Guide to an BVI Offshore Company Formation

All BVI companies are incorporated according to the BVI Business Companies Act 2004 (the “Act”). Based on the current regulations, these incorporated companies can conduct business with non-residents, and they are also allowed to set up different companies. For the BVI offshore company formation, the following should be noted:


Permitted Company Set Ups

The Act allows you to form a BVI company that is limited by shares, limited by guarantee that doesn’t have authority to issue shares, with share issuing authorization, and a few others. Companies that were formed prior to the Act are automatically registered. However, some provisions of the previous law may be applicable to those companies.


BVI Registered Agents

All BVI companies are required to have a registered agent in the BVI. The registered agent is the one responsible for incorporating your company and appointing the directors among other tasks. Without a registered agent your company will be liable for fines and other problems from the Registrar. You can change the agent anytime, but prior notification of the Registrar is necessary.


Registered Offices

All BVI companies are also required to have physical addresses, but the registered agent’s address may be used in this case. The name may be changed at any time, but you must notify the Registrar.


Notes on Incorporation

To incorporate your company, the registered agent has to file the Articles of Association and Memorandum to the Registrar. Assuming that the requirements are met, the Registrar will provide the company with a unique number and release a certificate of incorporation. Depending on the service you use, the incorporation process might just take a day to complete. However, it might take about five days or more for all the details to be completed.


The Company Directors

The company directors are appointed by the registered agent, and this must be done within six months of the BVI company formation. The Articles of Association can fix the number of directors, with one being the minimum number. Under BVI rules, companies are not required to have a company secretary.

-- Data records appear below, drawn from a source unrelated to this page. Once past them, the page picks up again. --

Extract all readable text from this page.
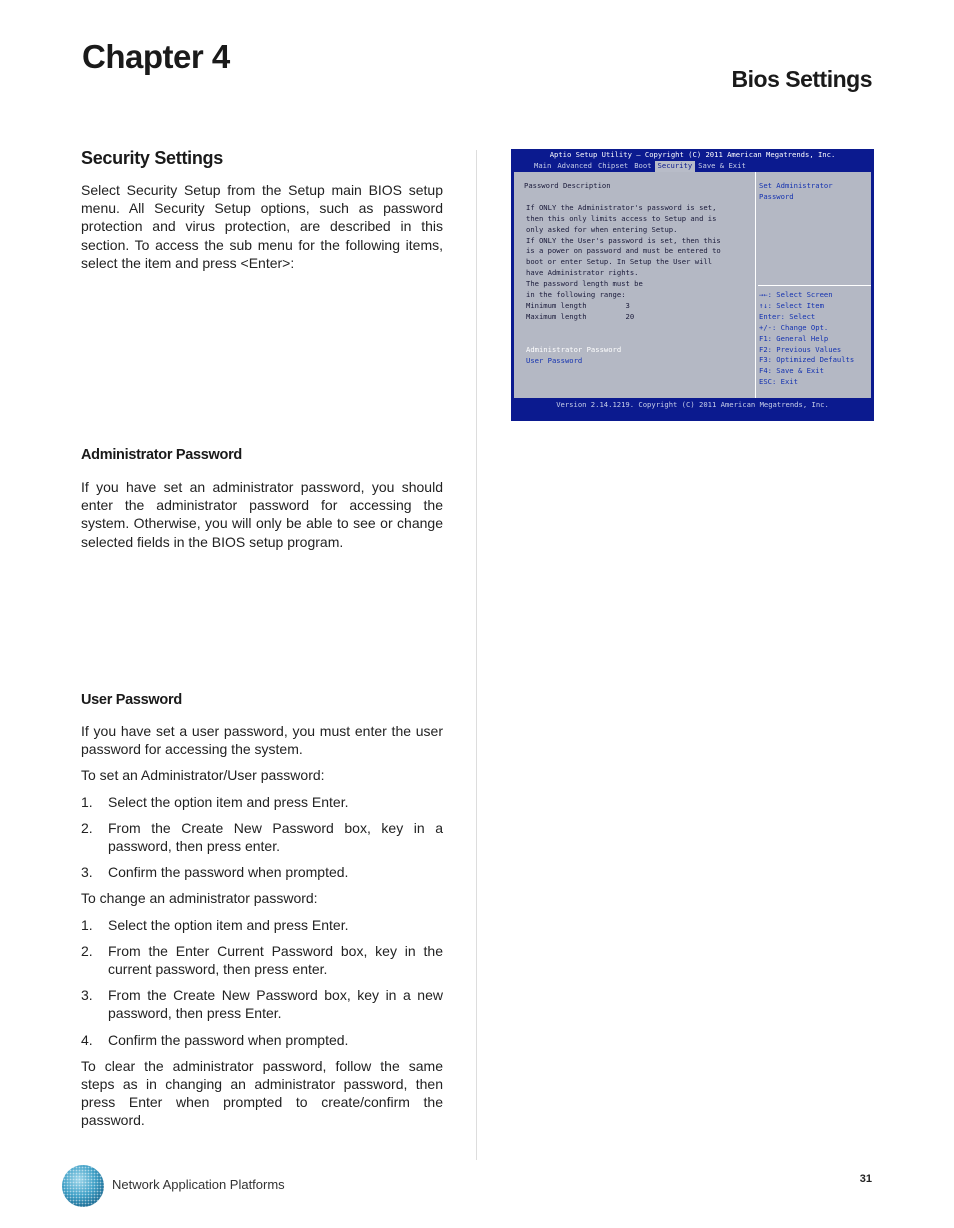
Chapter 4
Bios Settings
Security Settings
Select Security Setup from the Setup main BIOS setup menu. All Security Setup options, such as password protection and virus protection, are described in this section. To access the sub menu for the following items, select the item and press <Enter>:
Administrator Password
If you have set an administrator password, you should enter the administrator password for accessing the system. Otherwise, you will only be able to see or change selected fields in the BIOS setup program.
User Password

If you have set a user password, you must enter the user password for accessing the system.

To set an Administrator/User password:

1.	Select the option item and press Enter.
2.	From the Create New Password box, key in a password, then press enter.
3.	Confirm the password when prompted.

To change an administrator password:

1.	Select the option item and press Enter.
2.	From the Enter Current Password box, key in the current password, then press enter.
3.	From the Create New Password box, key in a new password, then press Enter.
4.	Confirm the password when prompted.

To clear the administrator password, follow the same steps as in changing an administrator password, then press Enter when prompted to create/confirm the password.

Aptio Setup Utility – Copyright (C) 2011 American Megatrends, Inc.
Main Advanced Chipset Boot Security Save & Exit
Password Description
If ONLY the Administrator's password is set,
then this only limits access to Setup and is
only asked for when entering Setup.
If ONLY the User's password is set, then this
is a power on password and must be entered to
boot or enter Setup. In Setup the User will
have Administrator rights.
The password length must be
in the following range:
Minimum length         3
Maximum length         20
Administrator Password
User Password
Set Administrator
Password
→←: Select Screen
↑↓: Select Item
Enter: Select
+/-: Change Opt.
F1: General Help
F2: Previous Values
F3: Optimized Defaults
F4: Save & Exit
ESC: Exit
Version 2.14.1219. Copyright (C) 2011 American Megatrends, Inc.
Network Application Platforms	31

The BVI also doesn’t require company directors to be BVI residents, and the directors may be a corporate entity or an individual. Furthermore, the register of directors is not filed publicly unless the company decides to do so. What this means is the identities of the directors are kept confidential. However, the registered agent will need details about the shareholders during the period of incorporation. After directors are appointed, shares may be issued.